Another of these early Black Nationalists was Laura Adorkor Kofi (also called Mother Koffey), who was born in Accra and moved to the United States of America. She was an important organiser in the Universal Negro Improvement Association for a while and was assassinated in 1828. Also notable in the early African Nationalist Movement were more well-known actors such as Marcus Garvey and W.E.B Dubois.
Garvey and Dubois were hugely influential to the thought and work of early African national leaders such as Julius Nyerere (Tanzania), Sékou Touré (Guinea), and Kwame Nkrumah (Ghana). Nkrumah in particular spearheaded the African Unification efforts, declaring in his speech on the occasion of Ghana’s independence in 1957 that:
“We have won the battle and we again re-dedicate ourselves ... Our independence is meaningless unless it is linked up with the total liberation of Africa”
It was therefore in light of this that Nkrumah made Ghana, and Accra in particular a safe place for all committed to the cause of pan-Africanism and Black Nationalism in Africa and all around the world. Accra was a hub of meetings, conferences, tours, official visits, and also importantly a place of rest and refuge for black activists, freedom fighters, and other people who were in a position to be able to travel there.
The first All African People’s Conference, as well as several key meetings leading to its establishment were held in Accra.
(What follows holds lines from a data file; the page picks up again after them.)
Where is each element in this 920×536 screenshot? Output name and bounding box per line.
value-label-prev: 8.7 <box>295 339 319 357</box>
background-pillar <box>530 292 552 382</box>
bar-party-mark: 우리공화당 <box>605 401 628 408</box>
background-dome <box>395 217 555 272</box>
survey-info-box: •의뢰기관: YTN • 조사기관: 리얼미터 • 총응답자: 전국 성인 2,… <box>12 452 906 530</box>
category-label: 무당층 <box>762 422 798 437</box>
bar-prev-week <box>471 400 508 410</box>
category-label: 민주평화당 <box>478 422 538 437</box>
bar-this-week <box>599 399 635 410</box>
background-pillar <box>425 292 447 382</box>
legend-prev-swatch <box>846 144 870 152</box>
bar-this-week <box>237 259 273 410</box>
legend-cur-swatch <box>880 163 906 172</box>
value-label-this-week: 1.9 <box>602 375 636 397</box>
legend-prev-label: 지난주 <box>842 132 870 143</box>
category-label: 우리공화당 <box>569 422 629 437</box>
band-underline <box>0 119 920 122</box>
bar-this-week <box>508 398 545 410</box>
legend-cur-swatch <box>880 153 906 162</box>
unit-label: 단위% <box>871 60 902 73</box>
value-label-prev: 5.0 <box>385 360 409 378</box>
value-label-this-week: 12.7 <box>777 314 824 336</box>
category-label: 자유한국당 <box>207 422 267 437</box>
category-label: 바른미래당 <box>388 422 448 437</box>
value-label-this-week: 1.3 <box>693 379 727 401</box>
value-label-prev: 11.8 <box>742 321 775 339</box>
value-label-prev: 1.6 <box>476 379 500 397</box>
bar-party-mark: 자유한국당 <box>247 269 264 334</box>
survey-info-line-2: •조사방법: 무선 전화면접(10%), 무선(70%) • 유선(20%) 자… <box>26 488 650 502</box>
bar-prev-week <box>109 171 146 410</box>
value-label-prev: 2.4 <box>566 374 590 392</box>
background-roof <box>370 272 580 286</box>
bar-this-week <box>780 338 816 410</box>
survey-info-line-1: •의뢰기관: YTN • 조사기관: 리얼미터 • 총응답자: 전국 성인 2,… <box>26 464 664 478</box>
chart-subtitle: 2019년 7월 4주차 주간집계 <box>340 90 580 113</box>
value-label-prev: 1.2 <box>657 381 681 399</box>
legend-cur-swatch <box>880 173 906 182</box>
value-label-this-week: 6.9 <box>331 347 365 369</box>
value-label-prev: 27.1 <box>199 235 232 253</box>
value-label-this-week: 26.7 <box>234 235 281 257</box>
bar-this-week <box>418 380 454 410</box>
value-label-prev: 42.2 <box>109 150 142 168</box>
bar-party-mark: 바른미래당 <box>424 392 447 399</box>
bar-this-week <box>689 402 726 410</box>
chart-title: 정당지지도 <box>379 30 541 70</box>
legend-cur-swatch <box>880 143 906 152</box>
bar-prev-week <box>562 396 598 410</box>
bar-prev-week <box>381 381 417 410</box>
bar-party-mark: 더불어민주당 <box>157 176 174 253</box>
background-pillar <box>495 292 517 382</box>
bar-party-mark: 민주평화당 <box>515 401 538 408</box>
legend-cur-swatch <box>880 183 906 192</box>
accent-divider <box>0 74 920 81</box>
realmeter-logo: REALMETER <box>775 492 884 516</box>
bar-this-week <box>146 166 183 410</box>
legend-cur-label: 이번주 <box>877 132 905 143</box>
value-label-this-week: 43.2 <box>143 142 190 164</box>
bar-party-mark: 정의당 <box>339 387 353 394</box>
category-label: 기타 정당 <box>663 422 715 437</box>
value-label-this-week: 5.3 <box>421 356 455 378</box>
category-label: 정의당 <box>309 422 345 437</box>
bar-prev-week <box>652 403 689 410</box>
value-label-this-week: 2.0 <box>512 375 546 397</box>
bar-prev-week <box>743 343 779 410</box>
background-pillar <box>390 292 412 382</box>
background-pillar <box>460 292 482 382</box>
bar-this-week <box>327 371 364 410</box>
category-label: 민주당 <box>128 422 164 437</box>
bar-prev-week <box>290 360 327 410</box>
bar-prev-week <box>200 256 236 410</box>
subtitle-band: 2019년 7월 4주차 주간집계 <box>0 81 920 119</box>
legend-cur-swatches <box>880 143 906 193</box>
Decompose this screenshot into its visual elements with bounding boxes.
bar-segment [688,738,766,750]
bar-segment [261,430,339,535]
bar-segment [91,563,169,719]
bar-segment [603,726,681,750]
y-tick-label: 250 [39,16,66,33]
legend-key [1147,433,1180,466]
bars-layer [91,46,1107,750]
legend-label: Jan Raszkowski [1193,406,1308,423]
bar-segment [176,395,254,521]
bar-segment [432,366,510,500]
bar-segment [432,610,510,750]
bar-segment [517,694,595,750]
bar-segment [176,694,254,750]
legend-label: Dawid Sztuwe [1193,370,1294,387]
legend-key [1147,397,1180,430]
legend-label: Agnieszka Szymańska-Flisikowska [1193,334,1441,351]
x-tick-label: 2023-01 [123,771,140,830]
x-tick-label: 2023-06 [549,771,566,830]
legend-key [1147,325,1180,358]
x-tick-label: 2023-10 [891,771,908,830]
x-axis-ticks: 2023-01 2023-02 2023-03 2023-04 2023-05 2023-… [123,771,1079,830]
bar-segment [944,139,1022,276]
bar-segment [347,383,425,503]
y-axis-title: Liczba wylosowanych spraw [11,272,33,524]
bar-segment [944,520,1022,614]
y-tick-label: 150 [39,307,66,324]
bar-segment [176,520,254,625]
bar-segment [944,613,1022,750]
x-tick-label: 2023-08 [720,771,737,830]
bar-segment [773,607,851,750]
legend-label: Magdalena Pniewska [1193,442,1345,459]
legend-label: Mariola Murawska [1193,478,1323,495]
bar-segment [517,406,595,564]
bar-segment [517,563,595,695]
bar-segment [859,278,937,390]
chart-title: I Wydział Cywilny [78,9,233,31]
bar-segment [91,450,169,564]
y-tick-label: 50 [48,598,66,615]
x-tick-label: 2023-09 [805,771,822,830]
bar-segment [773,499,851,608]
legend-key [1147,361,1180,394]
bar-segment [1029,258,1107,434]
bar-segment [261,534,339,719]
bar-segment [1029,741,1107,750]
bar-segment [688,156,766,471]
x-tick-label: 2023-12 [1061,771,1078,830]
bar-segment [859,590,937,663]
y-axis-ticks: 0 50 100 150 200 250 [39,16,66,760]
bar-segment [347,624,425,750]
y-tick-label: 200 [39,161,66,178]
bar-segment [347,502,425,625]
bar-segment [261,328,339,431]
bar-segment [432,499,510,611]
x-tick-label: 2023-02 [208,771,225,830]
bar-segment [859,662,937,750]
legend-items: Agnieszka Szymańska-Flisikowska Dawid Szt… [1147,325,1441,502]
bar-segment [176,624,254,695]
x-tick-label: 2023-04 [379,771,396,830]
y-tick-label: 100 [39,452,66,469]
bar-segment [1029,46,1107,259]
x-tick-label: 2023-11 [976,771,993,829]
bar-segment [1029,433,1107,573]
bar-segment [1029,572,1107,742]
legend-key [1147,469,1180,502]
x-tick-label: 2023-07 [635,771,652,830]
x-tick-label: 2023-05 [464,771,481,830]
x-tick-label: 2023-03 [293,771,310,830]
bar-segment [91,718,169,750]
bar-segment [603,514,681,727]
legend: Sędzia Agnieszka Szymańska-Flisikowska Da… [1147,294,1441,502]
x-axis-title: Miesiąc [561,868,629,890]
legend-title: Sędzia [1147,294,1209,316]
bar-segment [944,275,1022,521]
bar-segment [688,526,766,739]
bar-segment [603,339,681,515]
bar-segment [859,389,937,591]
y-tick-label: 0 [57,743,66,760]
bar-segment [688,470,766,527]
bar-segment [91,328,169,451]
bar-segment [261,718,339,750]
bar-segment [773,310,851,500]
Also held in Accra was the first Conference of the Women of Africa and African Descent in 1960 the Conference of All African States in 1958, and The Accra Conference of Independent African States in 1958.
At different and sometimes overlapping points in time, famous people such as Maya Angelou, Nelson Mandela, Malcolm X, Martin Luther King Jr, J Max Bond Jr, W. E. B. Du Bois, James Baldwin, Shirley Graham DuBois, George Padmore, and many other less famous Black Freedom Workers from around the world all lived in or visited Accra to strategise, to seek support from Nkrumah, to work to build Ghana, to commune with like-hearted and like-minded people, or also simply to rest for a while.